KAZAN — Diving normally results in a yellow card when it takes place inside a soccer stadium but later this month inside the Kazan Arena each downward plunge will be cheered by 30,000 fans.
That is because, for the first time ever, the world swimming and synchronized swimming championships are being staged inside a soccer stadium.
Around 300 workers are completing the construction of two temporary 50-meter pools, one being used for competitions and the other for practice.
In a clever feat of ingenuity, the inside of the Kazan Arena, one of the 12 venues in the 11 cities staging matches in soccer's World Cup in 2018, has been transformed to host FINA's world swimming championships between July 24 and August 9.
Temporary stands holding around 11,000 people, watching three daily sessions, have been built inside the impressive Kazan Arena which will accommodate around 45,000 when World Cup matches are played there in three years' time.
Ranko Tepavcevic, the secretary general of FINA's organizing committee, explained why the championships are being staged inside a football stadium when Kazan, the capital of the Tatarstan republic, already boasts an aquatic facility built for the 2013 summer Universiade, the World Student Games.

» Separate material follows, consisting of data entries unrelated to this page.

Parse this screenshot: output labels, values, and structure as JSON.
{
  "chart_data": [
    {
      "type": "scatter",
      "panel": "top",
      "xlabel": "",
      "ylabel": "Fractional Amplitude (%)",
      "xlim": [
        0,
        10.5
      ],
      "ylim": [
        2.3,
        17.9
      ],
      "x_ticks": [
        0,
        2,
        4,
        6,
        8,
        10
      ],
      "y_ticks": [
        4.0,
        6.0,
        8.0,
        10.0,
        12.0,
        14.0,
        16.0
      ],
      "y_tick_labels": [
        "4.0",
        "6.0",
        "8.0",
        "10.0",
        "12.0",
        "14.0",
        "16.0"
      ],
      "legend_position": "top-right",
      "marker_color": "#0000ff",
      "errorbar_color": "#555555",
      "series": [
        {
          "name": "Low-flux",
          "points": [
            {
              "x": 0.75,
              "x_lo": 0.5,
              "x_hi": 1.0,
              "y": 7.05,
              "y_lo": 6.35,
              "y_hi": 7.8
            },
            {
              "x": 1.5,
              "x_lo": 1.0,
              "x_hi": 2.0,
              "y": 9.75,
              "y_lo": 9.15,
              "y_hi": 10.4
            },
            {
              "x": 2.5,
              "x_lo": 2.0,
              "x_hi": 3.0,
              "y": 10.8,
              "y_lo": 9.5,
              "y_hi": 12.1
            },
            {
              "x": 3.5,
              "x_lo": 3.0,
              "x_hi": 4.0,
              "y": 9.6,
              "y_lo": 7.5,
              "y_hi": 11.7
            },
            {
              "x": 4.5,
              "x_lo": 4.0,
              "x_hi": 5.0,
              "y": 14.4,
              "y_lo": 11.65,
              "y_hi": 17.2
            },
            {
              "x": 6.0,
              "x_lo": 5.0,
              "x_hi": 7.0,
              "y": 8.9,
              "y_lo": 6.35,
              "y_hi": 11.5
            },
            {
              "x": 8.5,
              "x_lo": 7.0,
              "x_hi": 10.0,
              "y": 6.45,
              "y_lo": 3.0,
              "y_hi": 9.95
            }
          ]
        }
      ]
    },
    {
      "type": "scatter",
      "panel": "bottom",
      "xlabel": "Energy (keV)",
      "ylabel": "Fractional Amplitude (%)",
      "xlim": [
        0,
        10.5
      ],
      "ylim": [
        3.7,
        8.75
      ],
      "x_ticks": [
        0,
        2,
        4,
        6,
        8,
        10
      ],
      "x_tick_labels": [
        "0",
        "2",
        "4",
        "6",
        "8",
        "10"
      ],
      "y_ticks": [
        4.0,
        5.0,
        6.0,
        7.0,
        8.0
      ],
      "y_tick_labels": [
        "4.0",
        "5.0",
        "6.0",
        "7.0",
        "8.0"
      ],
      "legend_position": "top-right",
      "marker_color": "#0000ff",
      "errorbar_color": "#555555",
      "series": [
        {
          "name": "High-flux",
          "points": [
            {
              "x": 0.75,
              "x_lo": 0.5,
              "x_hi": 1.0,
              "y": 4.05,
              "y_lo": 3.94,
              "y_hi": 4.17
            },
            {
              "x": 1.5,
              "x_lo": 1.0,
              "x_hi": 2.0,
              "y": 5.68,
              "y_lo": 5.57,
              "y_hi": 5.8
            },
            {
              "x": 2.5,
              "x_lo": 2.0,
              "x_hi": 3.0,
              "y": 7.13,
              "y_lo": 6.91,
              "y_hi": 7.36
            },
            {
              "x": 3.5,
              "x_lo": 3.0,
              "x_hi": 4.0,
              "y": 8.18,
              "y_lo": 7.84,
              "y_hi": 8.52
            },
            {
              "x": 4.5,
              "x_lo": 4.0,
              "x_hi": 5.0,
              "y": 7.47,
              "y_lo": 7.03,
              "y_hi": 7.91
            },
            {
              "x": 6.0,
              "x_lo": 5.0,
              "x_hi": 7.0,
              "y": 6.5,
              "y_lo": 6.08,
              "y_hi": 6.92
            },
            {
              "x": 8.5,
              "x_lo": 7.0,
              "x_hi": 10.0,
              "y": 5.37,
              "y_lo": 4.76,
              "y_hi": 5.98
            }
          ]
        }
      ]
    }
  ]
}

"We can get more people in here, the facilities are better, we can use the stadium's skyboxes and VIP areas, and well, we wanted to be creative," he explained while work continued in the stadium around him.

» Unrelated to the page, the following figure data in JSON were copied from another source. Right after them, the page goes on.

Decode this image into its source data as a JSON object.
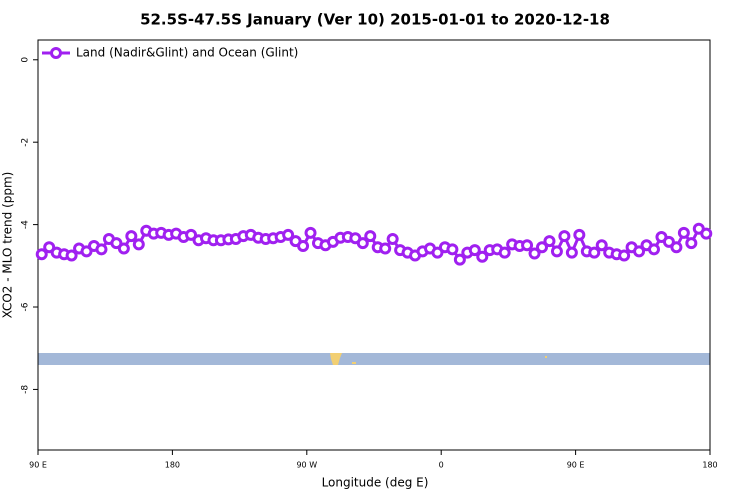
{
  "chart_data": {
    "type": "line",
    "title": "52.5S-47.5S January (Ver 10)   2015-01-01 to 2020-12-18",
    "x_label": "Longitude (deg E)",
    "y_label": "XCO2 - MLO trend (ppm)",
    "x": [
      92.5,
      97.5,
      102.5,
      107.5,
      112.5,
      117.5,
      122.5,
      127.5,
      132.5,
      137.5,
      142.5,
      147.5,
      152.5,
      157.5,
      162.5,
      167.5,
      172.5,
      177.5,
      182.5,
      187.5,
      192.5,
      197.5,
      202.5,
      207.5,
      212.5,
      217.5,
      222.5,
      227.5,
      232.5,
      237.5,
      242.5,
      247.5,
      252.5,
      257.5,
      262.5,
      267.5,
      272.5,
      277.5,
      282.5,
      287.5,
      292.5,
      297.5,
      302.5,
      307.5,
      312.5,
      317.5,
      322.5,
      327.5,
      332.5,
      337.5,
      342.5,
      347.5,
      352.5,
      357.5,
      362.5,
      367.5,
      372.5,
      377.5,
      382.5,
      387.5,
      392.5,
      397.5,
      402.5,
      407.5,
      412.5,
      417.5,
      422.5,
      427.5,
      432.5,
      437.5,
      442.5,
      447.5,
      452.5,
      457.5,
      462.5,
      467.5,
      472.5,
      477.5,
      482.5,
      487.5,
      492.5,
      497.5,
      502.5,
      507.5,
      512.5,
      517.5,
      522.5,
      527.5,
      532.5,
      537.5
    ],
    "series": [
      {
        "name": "Land (Nadir&Glint) and Ocean (Glint)",
        "color": "#a020f0",
        "values": [
          -4.72,
          -4.55,
          -4.68,
          -4.72,
          -4.75,
          -4.58,
          -4.65,
          -4.52,
          -4.6,
          -4.35,
          -4.45,
          -4.58,
          -4.28,
          -4.48,
          -4.15,
          -4.22,
          -4.2,
          -4.25,
          -4.22,
          -4.3,
          -4.25,
          -4.38,
          -4.33,
          -4.38,
          -4.38,
          -4.36,
          -4.35,
          -4.28,
          -4.25,
          -4.32,
          -4.35,
          -4.33,
          -4.3,
          -4.25,
          -4.4,
          -4.52,
          -4.2,
          -4.45,
          -4.5,
          -4.42,
          -4.32,
          -4.3,
          -4.33,
          -4.45,
          -4.28,
          -4.55,
          -4.58,
          -4.35,
          -4.62,
          -4.68,
          -4.75,
          -4.65,
          -4.58,
          -4.68,
          -4.55,
          -4.6,
          -4.85,
          -4.68,
          -4.62,
          -4.78,
          -4.62,
          -4.6,
          -4.68,
          -4.48,
          -4.52,
          -4.5,
          -4.7,
          -4.55,
          -4.4,
          -4.65,
          -4.28,
          -4.68,
          -4.25,
          -4.65,
          -4.68,
          -4.5,
          -4.68,
          -4.72,
          -4.75,
          -4.55,
          -4.65,
          -4.5,
          -4.6,
          -4.3,
          -4.42,
          -4.55,
          -4.2,
          -4.45,
          -4.1,
          -4.22
        ]
      }
    ],
    "xlim": [
      90,
      540
    ],
    "xticks": [
      {
        "value": 90,
        "label": "90 E"
      },
      180,
      {
        "value": 270,
        "label": "90 W"
      },
      {
        "value": 360,
        "label": "0"
      },
      {
        "value": 450,
        "label": "90 E"
      },
      {
        "value": 540,
        "label": "180"
      }
    ],
    "ylim": [
      -9.47,
      0.48
    ],
    "yticks": [
      0,
      -2,
      -4,
      -6,
      -8
    ],
    "legend": "top-left"
  }
}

The football pitch is currently situated three meters below the bottom of the temporary pools, which the swimmers will reach by underground walkways and staircases.

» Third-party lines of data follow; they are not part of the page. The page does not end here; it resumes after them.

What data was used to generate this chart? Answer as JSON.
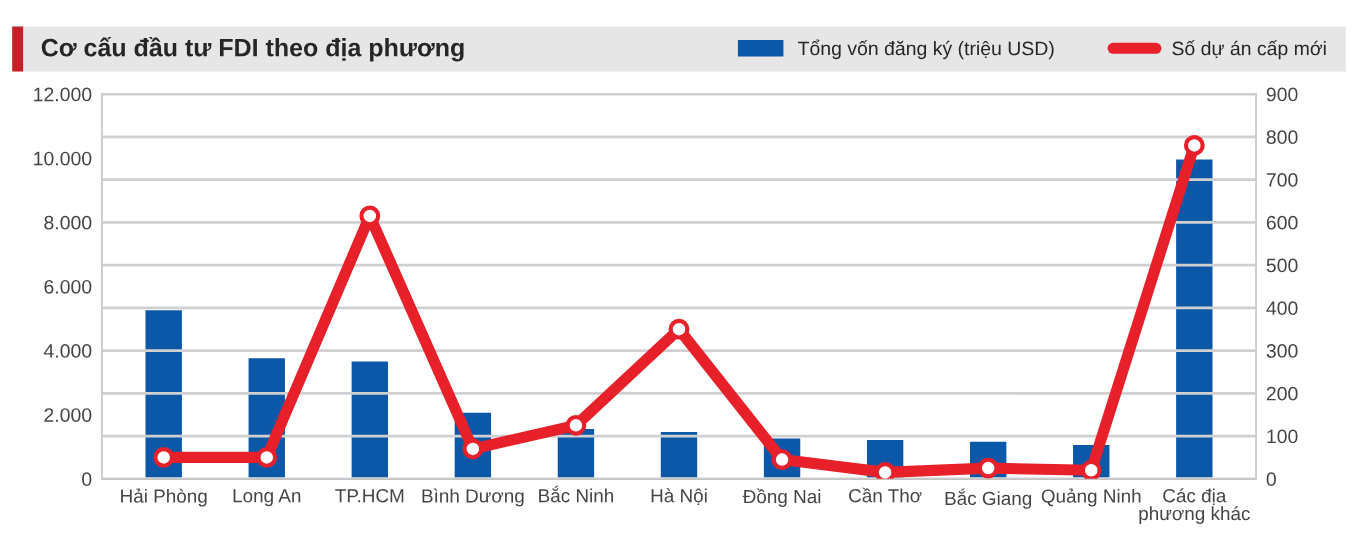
{
  "chart_data": {
    "type": "bar",
    "title": "Cơ cấu đầu tư FDI theo địa phương",
    "categories": [
      "Hải Phòng",
      "Long An",
      "TP.HCM",
      "Bình Dương",
      "Bắc Ninh",
      "Hà Nội",
      "Đồng Nai",
      "Cần Thơ",
      "Bắc Giang",
      "Quảng Ninh",
      "Các địa\nphương khác"
    ],
    "series": [
      {
        "name": "Tổng vốn đăng ký (triệu USD)",
        "color": "#0b57a8",
        "values": [
          5300,
          3800,
          3700,
          2100,
          1600,
          1500,
          1300,
          1250,
          1200,
          1100,
          10000
        ]
      },
      {
        "name": "Số dự án cấp mới",
        "type": "line",
        "axis": "y2",
        "color": "#e8202a",
        "marker": "circle",
        "values": [
          50,
          50,
          615,
          70,
          125,
          350,
          45,
          15,
          25,
          20,
          780
        ]
      }
    ],
    "ylim": [
      0,
      12000
    ],
    "yticks": [
      0,
      {
        "value": 2000,
        "label": "2.000"
      },
      {
        "value": 4000,
        "label": "4.000"
      },
      {
        "value": 6000,
        "label": "6.000"
      },
      {
        "value": 8000,
        "label": "8.000"
      },
      {
        "value": 10000,
        "label": "10.000"
      },
      {
        "value": 12000,
        "label": "12.000"
      }
    ],
    "y2lim": [
      0,
      900
    ],
    "y2ticks": [
      0,
      100,
      200,
      300,
      400,
      500,
      600,
      700,
      800,
      900
    ],
    "grid": "y",
    "legend": "top right"
  }
}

The project underlines Kazan's claims to be the new sporting capital of Russia.
Having already hosted a number of continental and world championships in the last few years, Kazan will also host the semi-final of the Confederations Cup in 2017 and group matches and possibly a World Cup quarter-final a year later.
Vladimir Leonov, the Tatarstan republic's 37-year-old Minister of Youth and Sports, is hugely enthusiastic about the progress his city has made.
"If you had said 10 years ago we would be staging events like this and matches in the World Cup, people would think we were crazy," he said.
"But sport represents a new spirit in the new Russia and the passion of the people have made these dreams come true."
Vadims Andrejevs, Kazan Arena's deputy CEO, is also proud of what the stadium can offer.
"I was talking to people at Arsenal's Emirates Stadium and at Wembley recently and they told me that they had hosted some concerts and other events," he said.
"I asked them, 'but have you built two swimming pools in your stadium?' of course they hadn't.
"But we are learning all the time, we have taken the inspiration of service from Wimbledon, merchandising from Formula One. We want to set new standards like in a hotel."